Last month, a group of girls at a juvenile detention center in the Bronx sat in a discussion circle with a teaching artist and a social worker. After a series of circle meetings, the girls at Horizon Juvenile Center in New York City had created vision boards, collages in which they envisioned their life five years from now.
The group was initiated by S.O.U.L. Sisters Leadership Collective, a nonprofit that works to empower black girls who are “most impacted by oppression.” The organization — which serves girls in New York City and Miami with a budget of $200,000 — creates space for girls to express themselves and examine their lives in the context of larger social issues.
“We ask them where they are, and we meet them where they are,” said Jamy Drapeza, New York City program coordinator.
Young women of color face great adversity, according to the organization.
Black girls encounter significant bias starting as young as 5 years old, according to a June report from Georgetown Law Center.
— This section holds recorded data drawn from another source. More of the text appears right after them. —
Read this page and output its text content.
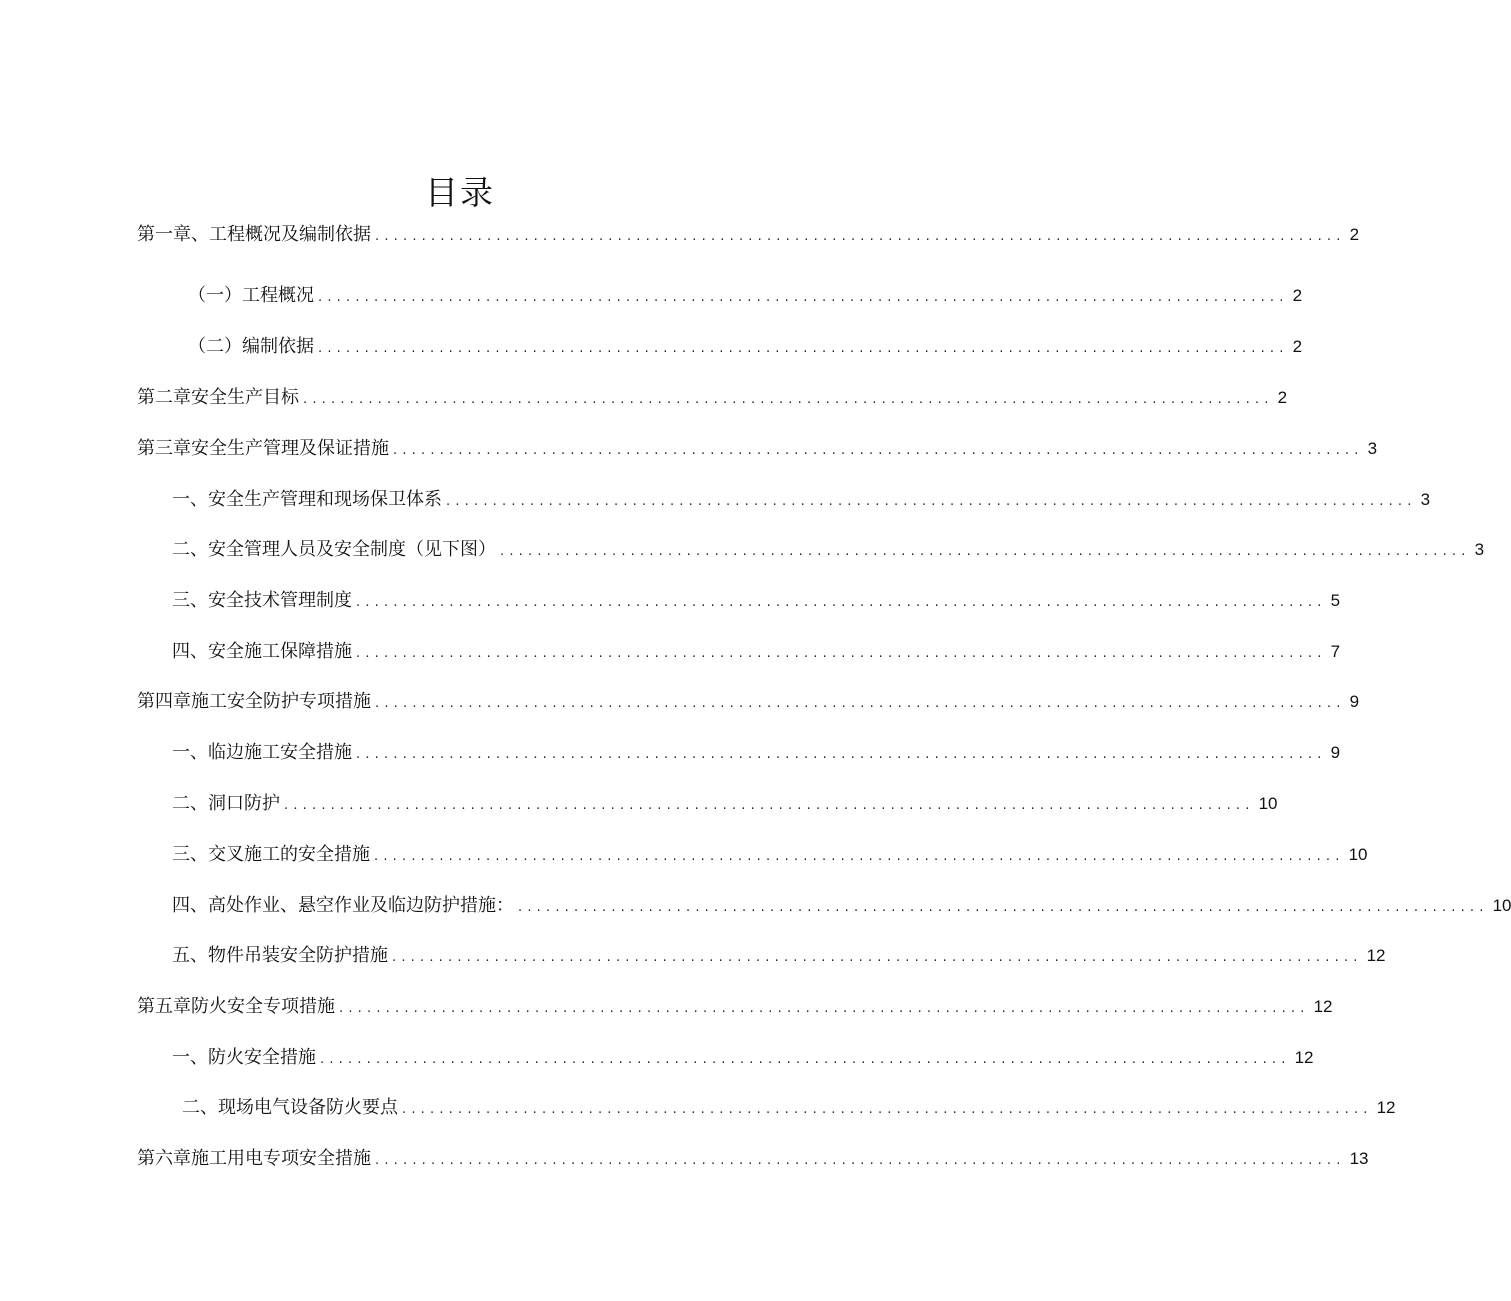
目录
第一章、工程概况及编制依据 ........................................................................................................ 2
（一）工程概况 ........................................................................................................ 2
（二）编制依据 ........................................................................................................ 2
第二章安全生产目标 ........................................................................................................ 2
第三章安全生产管理及保证措施 ........................................................................................................ 3
一、安全生产管理和现场保卫体系 ........................................................................................................ 3
二、安全管理人员及安全制度（见下图） ........................................................................................................ 3
三、安全技术管理制度 ........................................................................................................ 5
四、安全施工保障措施 ........................................................................................................ 7
第四章施工安全防护专项措施 ........................................................................................................ 9
一、临边施工安全措施 ........................................................................................................ 9
二、洞口防护 ........................................................................................................ 10
三、交叉施工的安全措施 ........................................................................................................ 10
四、高处作业、悬空作业及临边防护措施： ........................................................................................................ 10
五、物件吊装安全防护措施 ........................................................................................................ 12
第五章防火安全专项措施 ........................................................................................................ 12
一、防火安全措施 ........................................................................................................ 12
二、现场电气设备防火要点 ........................................................................................................ 12
第六章施工用电专项安全措施 ........................................................................................................ 13
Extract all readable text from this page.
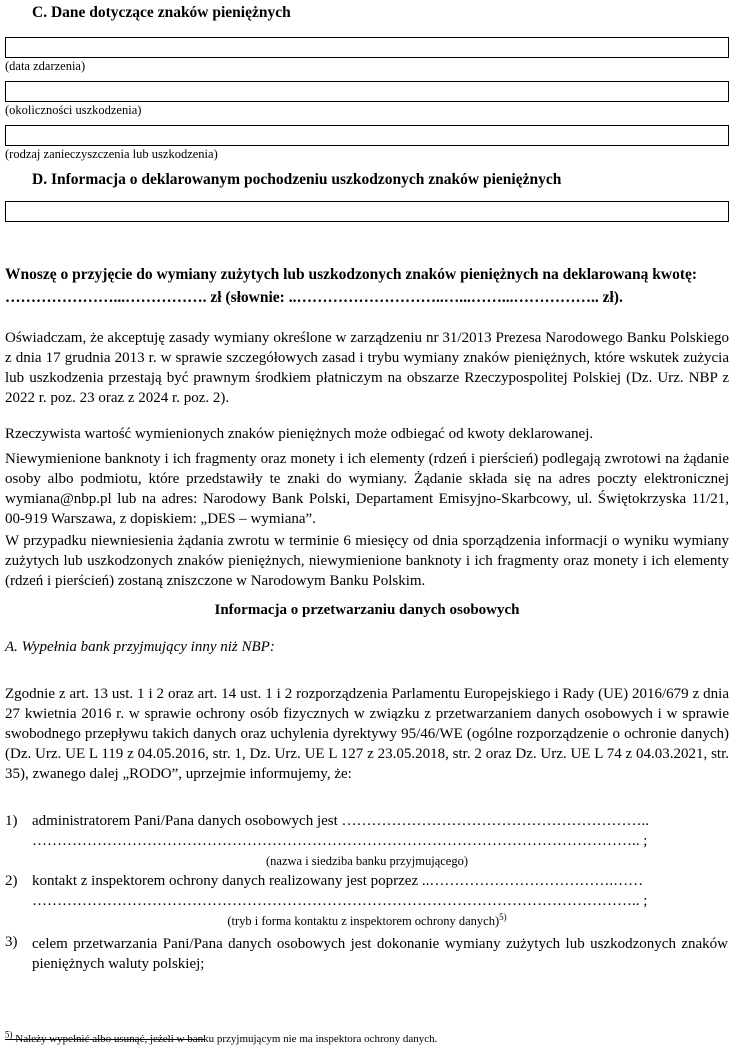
C. Dane dotyczące znaków pieniężnych
(data zdarzenia)
(okoliczności uszkodzenia)
(rodzaj zanieczyszczenia lub uszkodzenia)
D. Informacja o deklarowanym pochodzeniu uszkodzonych znaków pieniężnych
Wnoszę o przyjęcie do wymiany zużytych lub uszkodzonych znaków pieniężnych na deklarowaną kwotę:
…………………...……………. zł (słownie: ..………………………..…...……...…………….. zł).
Oświadczam, że akceptuję zasady wymiany określone w zarządzeniu nr 31/2013 Prezesa Narodowego Banku Polskiego z dnia 17 grudnia 2013 r. w sprawie szczegółowych zasad i trybu wymiany znaków pieniężnych, które wskutek zużycia lub uszkodzenia przestają być prawnym środkiem płatniczym na obszarze Rzeczypospolitej Polskiej (Dz. Urz. NBP z 2022 r. poz. 23 oraz z 2024 r. poz. 2).
Rzeczywista wartość wymienionych znaków pieniężnych może odbiegać od kwoty deklarowanej.
Niewymienione banknoty i ich fragmenty oraz monety i ich elementy (rdzeń i pierścień) podlegają zwrotowi na żądanie osoby albo podmiotu, które przedstawiły te znaki do wymiany. Żądanie składa się na adres poczty elektronicznej wymiana@nbp.pl lub na adres: Narodowy Bank Polski, Departament Emisyjno-Skarbcowy, ul. Świętokrzyska 11/21, 00-919 Warszawa, z dopiskiem: „DES – wymiana”.
W przypadku niewniesienia żądania zwrotu w terminie 6 miesięcy od dnia sporządzenia informacji o wyniku wymiany zużytych lub uszkodzonych znaków pieniężnych, niewymienione banknoty i ich fragmenty oraz monety i ich elementy (rdzeń i pierścień) zostaną zniszczone w Narodowym Banku Polskim.
Informacja o przetwarzaniu danych osobowych
A. Wypełnia bank przyjmujący inny niż NBP:
Zgodnie z art. 13 ust. 1 i 2 oraz art. 14 ust. 1 i 2 rozporządzenia Parlamentu Europejskiego i Rady (UE) 2016/679 z dnia 27 kwietnia 2016 r. w sprawie ochrony osób fizycznych w związku z przetwarzaniem danych osobowych i w sprawie swobodnego przepływu takich danych oraz uchylenia dyrektywy 95/46/WE (ogólne rozporządzenie o ochronie danych) (Dz. Urz. UE L 119 z 04.05.2016, str. 1, Dz. Urz. UE L 127 z 23.05.2018, str. 2 oraz Dz. Urz. UE L 74 z 04.03.2021, str. 35), zwanego dalej „RODO”, uprzejmie informujemy, że:
1) administratorem Pani/Pana danych osobowych jest ……………………………………………………..
………………………………………………………………………………………………………….. ;
(nazwa i siedziba banku przyjmującego)
2) kontakt z inspektorem ochrony danych realizowany jest poprzez ..……………………………….……
………………………………………………………………………………………………………….. ;
(tryb i forma kontaktu z inspektorem ochrony danych)$^{5)}$
3) celem przetwarzania Pani/Pana danych osobowych jest dokonanie wymiany zużytych lub uszkodzonych znaków pieniężnych waluty polskiej;
$^{5)}$ Należy wypełnić albo usunąć, jeżeli w banku przyjmującym nie ma inspektora ochrony danych.
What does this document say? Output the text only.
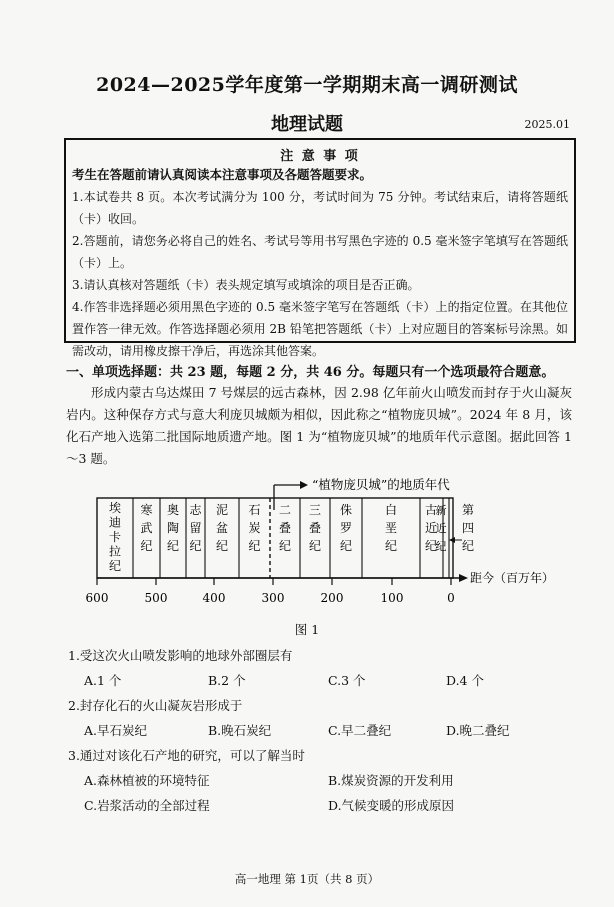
2024—2025学年度第一学期期末高一调研测试
地理试题	2025.01
注 意 事 项
考生在答题前请认真阅读本注意事项及各题答题要求。
1.本试卷共 8 页。本次考试满分为 100 分，考试时间为 75 分钟。考试结束后，请将答题纸（卡）收回。
2.答题前，请您务必将自己的姓名、考试号等用书写黑色字迹的 0.5 毫米签字笔填写在答题纸（卡）上。
3.请认真核对答题纸（卡）表头规定填写或填涂的项目是否正确。
4.作答非选择题必须用黑色字迹的 0.5 毫米签字笔写在答题纸（卡）上的指定位置。在其他位置作答一律无效。作答选择题必须用 2B 铅笔把答题纸（卡）上对应题目的答案标号涂黑。如需改动，请用橡皮擦干净后，再选涂其他答案。
一、单项选择题：共 23 题，每题 2 分，共 46 分。每题只有一个选项最符合题意。
形成内蒙古乌达煤田 7 号煤层的远古森林，因 2.98 亿年前火山喷发而封存于火山凝灰岩内。这种保存方式与意大利庞贝城颇为相似，因此称之“植物庞贝城”。2024 年 8 月，该化石产地入选第二批国际地质遗产地。图 1 为“植物庞贝城”的地质年代示意图。据此回答 1～3 题。
“植物庞贝城”的地质年代
埃
迪
卡
拉
纪
寒
武
纪
奥
陶
纪
志
留
纪
泥
盆
纪
石
炭
纪
二
叠
纪
三
叠
纪
侏
罗
纪
白
垩
纪
古
近
纪
新
近
纪
第
四
纪
距今（百万年）
600	500	400	300	200	100	0
图 1
1.受这次火山喷发影响的地球外部圈层有
A.1 个	B.2 个	C.3 个	D.4 个
2.封存化石的火山凝灰岩形成于
A.早石炭纪	B.晚石炭纪	C.早二叠纪	D.晚二叠纪
3.通过对该化石产地的研究，可以了解当时
A.森林植被的环境特征	B.煤炭资源的开发利用
C.岩浆活动的全部过程	D.气候变暖的形成原因
高一地理 第 1页（共 8 页）
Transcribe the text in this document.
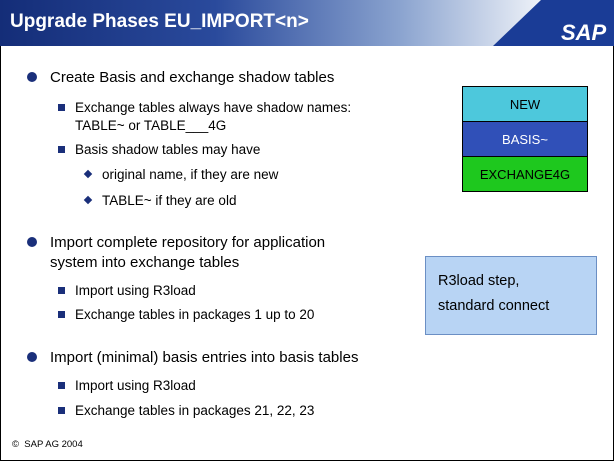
Upgrade Phases EU_IMPORT<n>	SAP
Create Basis and exchange shadow tables
Exchange tables always have shadow names:
TABLE~ or TABLE___4G
Basis shadow tables may have
original name, if they are new
TABLE~ if they are old
Import complete repository for application
system into exchange tables
Import using R3load
Exchange tables in packages 1 up to 20
Import (minimal) basis entries into basis tables
Import using R3load
Exchange tables in packages 21, 22, 23
NEW
BASIS~
EXCHANGE4G
R3load step,
standard connect
© SAP AG 2004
They’re “adultified” and seen as less innocent and less in need of protection than their white peers, according to “Girlhood Interrupted: The Erasure of Black Girls’ Childhood.”
The report said such bias leads to harsher school discipline for black girls and harsher penalties in juvenile court.
It’s not news to Drapeza. S.O.U.L. Sisters works to counter the impact of stereotypes in the lives of black girls. Many of the girls are in the child welfare system or juvenile justice system.
S.O.U.L. Sisters’ branches in New York City and Miami offer free out-of-school-time workshops in which girls:
- think carefully about social issues
- express themselves through various arts
- attend to their own healing and
- gain leadership skills through teamwork, relationship with a mentor and social action internships.
For example, they may explore who has power in society and who doesn’t by using spoken word, theater, film or photography. Their exploration usually culminates in an arts-based action project.
This spring, Drapeza also took after-school workshops to Passages Academy, which serves kids in the New York City child welfare system.
“All our programs start with circle practices,” she said. Girls gather in a circle and create an agreement with guidelines for working together.
The organization uses the methods of educator Paolo Friere, eliciting what the girls want in the program and seeking to support them.
S.O.U.L. Sisters also has a Youth Leadership Board that helps run workshops, plan for the organization and spearhead actions in their communities.
Nine girls in Miami recently took part in a Youth Leadership Board retreat, where they worked on a new vision and mission statement for the organization.
In addition, S.O.U.L. Sisters provides training to youth workers in New York City and Miami in its methods of gender-responsive programming, trauma-informed practice and restorative justice.
To address the problems in how black girls are treated, the organization works with girls who have “lived and breathed inequality,” according to the organization’s website, offering them a path to leadership to transform their communities.